Burrowing owls have an affinity for the dung of other animals. Their underground nests and surrounding areas are carpeted with the stinky stuff. Now a team of researchers has found at least one reason why all this fecal matter matters to the owls: It's bait for dung beetles, the owls' favorite grub.

The research, reported in today's issue of the science journal Nature, demonstrates that burrowing owls (Athene cunicularia) deliberately use mammal dung as a tool to reel in a meal—and in the process substantially increase the number of dung beetles they eat.

"Burrowing owls are diurnal [active in daytime], they will sit at the burrow entrance all day long and it looks like they're doing nothing," said Douglas Levey, a zoologist at the University of Florida in Gainesville. "But you know what? It's pretty clear they are fishing. They've got their line in the water and are waiting for dung beetles to come by."

Levey, who is the lead author of the study, added that the finding is particularly noteworthy because it demonstrates that tool use can substantially benefit a wild animal. Such convincing evidence is scant in the biological record.

For example, herons are widely known to place a floating object, such as a bread crumb or feather, on top of water as a lure for minnows. But no studies have compared how well herons would do if they did not fish in this manner.

"As far as I know, [our study] is the first example of that, not just in birds but in wild animals in general," Levey said.

Gavin Hunt, an ecologist at the University of Auckland in New Zealand who studies tool use by crows, agrees.

"The owl paper is the first to really quantify the benefit of tool use to a free-living animal in terms of food gained," he said. "As such, it is an interesting finding that seems to confirm what most of us have only assumed to date."


The researchers came up with the study idea several years ago while on a field trip to observe burrowing owls. It was part of an ornithology course Levey was teaching at the University of the Florida.

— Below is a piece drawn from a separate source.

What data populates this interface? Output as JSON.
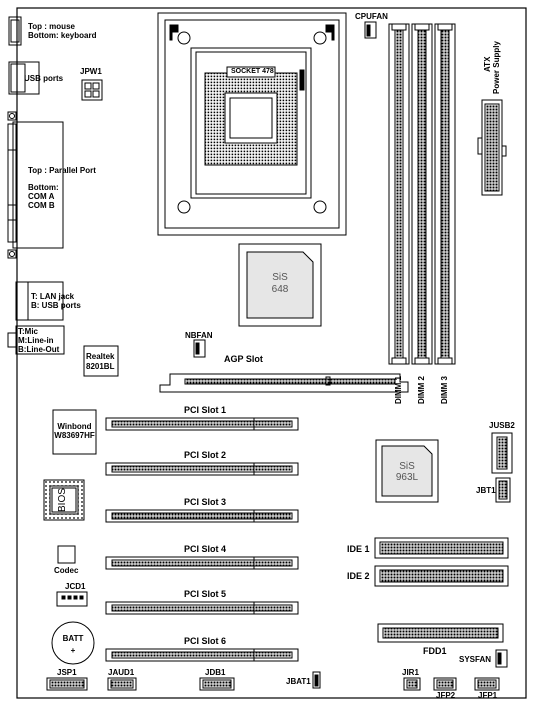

Levey and his students—including study co-authors Scot Duncan, now at Birmingham-Southern College in Alabama, and Carrie Levins, who lives in Panama City, Florida—noticed dung scattered around the burrow and wondered why it was there.

Duncan, whose wife happens to be a beetle expert, recognized beetle parts in the regurgitated pellets that were mixed in with the dung. He realized that the owls were eating a bunch of beetles.